The $6-billion project would allow land-locked Alberta to expand its customer base beyond the United States, where the industry argues it is forced to sell oil for up to $8 less per barrel because it has no competing buyers.

Should the pipeline be rejected, the whole country will face the economic consequences, Neufeld said.

"How about a decision from the U.S. that it will no longer need Canadian oil?" he told the panel. "Canadians would be facing, we suggest, an economic catastrophe of unprecedented proportion."

After more than a year of hearings, dozens of members of the public packed a hotel conference room in Terrace, B.C., to listen to the final arguments under the watchful eyes of private security guards and RCMP.

About 70 protesters gathered outside the hearings in the scenic city 62 kilometres from Kitimat, the home of the proposed Northern Gateway tanker port.

Supporters of the project are hard to find on the streets of Terrace, where last year the city council voted to oppose the pipeline.

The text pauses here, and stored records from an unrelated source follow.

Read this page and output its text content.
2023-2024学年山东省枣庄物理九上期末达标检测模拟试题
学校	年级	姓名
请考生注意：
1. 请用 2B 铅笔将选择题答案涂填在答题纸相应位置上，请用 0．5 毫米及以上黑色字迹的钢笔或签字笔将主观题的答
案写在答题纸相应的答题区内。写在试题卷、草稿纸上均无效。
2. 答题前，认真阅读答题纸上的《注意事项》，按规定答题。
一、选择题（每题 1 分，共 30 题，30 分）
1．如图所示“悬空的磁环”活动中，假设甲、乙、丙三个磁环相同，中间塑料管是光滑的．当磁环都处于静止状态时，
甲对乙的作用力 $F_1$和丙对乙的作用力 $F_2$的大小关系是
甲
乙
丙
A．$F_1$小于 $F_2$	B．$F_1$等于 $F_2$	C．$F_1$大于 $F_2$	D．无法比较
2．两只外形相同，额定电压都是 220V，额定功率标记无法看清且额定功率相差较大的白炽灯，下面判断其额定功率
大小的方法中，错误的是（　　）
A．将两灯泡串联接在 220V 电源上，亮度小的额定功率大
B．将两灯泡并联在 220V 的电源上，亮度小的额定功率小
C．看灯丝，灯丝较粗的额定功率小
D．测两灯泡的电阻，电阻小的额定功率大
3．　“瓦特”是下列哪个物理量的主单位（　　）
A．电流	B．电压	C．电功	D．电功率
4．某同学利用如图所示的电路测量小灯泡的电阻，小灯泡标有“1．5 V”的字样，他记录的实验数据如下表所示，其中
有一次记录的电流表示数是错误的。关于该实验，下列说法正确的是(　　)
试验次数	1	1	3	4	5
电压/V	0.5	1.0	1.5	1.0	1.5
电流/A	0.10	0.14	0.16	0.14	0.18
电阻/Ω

Nearby Smithers and Prince Rupert have done the same.

The project involves twin 1,200-kilometre pipelines linking the Alberta oil sands to the Kitimat marine terminal.

Government objections

Christopher Jones, the lawyer for the B.C. government, reiterated the province's objections to the project.

"Northern Gateway has made much in these proceedings of putting in place world-class spill response capability," Jones said, adding that the plans so far have not been tested.

"We don't want to be in a situation where Northern Gateway's plans look good on paper but are not effective under real conditions."

Although the panel reiterated Monday that evidence gathering is now closed, B.C. Premier Christy Clark said last week that negotiations continue on the five conditions set out by the province.

Geoff Plant, the former B.C. Liberal cabinet minister heading the provincial team at the hearings, said Northern Gateway could improve its research and documentation in order to meet those conditions.

"What we are saying is that the evidence here doesn't meet the standard, and Northern Gateway is going to have to do something more, something better, somewhere else, to do that," Plant said.

In a process that has been largely dominated by opponents, some supporters are slated to add their voices to the final arguments, including the Alberta government, the Edmonton Chamber of Commerce and the Canadian Association of Petroleum Producers.

Oil industry players Nexen, Cenovus Energy, Inpex Canada, Suncor Energy and Total E&P Canada, members of the limited partnership backing the project, are also scheduled to appear this week.

First Nations opposed

And while First Nations in B.C. have overwhelmingly rejected the pipeline, Chief Herb Arcand, of the Alexander First Nation in Alberta, told the panel that his band has signed an equity agreement with Enbridge.

The company told the panel that, if approved, operations would commence in 2018 — two years after the initial estimated start date.

As the clock winds down on the joint federal review process of the National Energy Board and the Canadian Environmental Assessment Agency, John Carruthers, president of Northern Gateway Pipelines, said he believes the project will go ahead.

"Yes, the project should proceed, and that doesn't stop the dialogue," he said outside the hearing room.

"We'll continue to have dialogue with those who support the project, with those who oppose the project. There are still issues people have and we'll still try and address those, but in terms of the big questions, it's urgently needed and it can be built and operated safely."

Art Sterritt, executive director of Coastal First Nations, disagreed. The coalition of aboriginal groups rejoined the review process it left earlier this year in order to appeal to the panel to reject the pipeline.

"As far as we're concerned, the Northern Gateway pipeline is not in the public interest and should be rejected," he told the panel.

"How can it be in the public interest to approve a project that is opposed by all coastal First Nations?"

The panel's report to the federal government is due by the end of the year.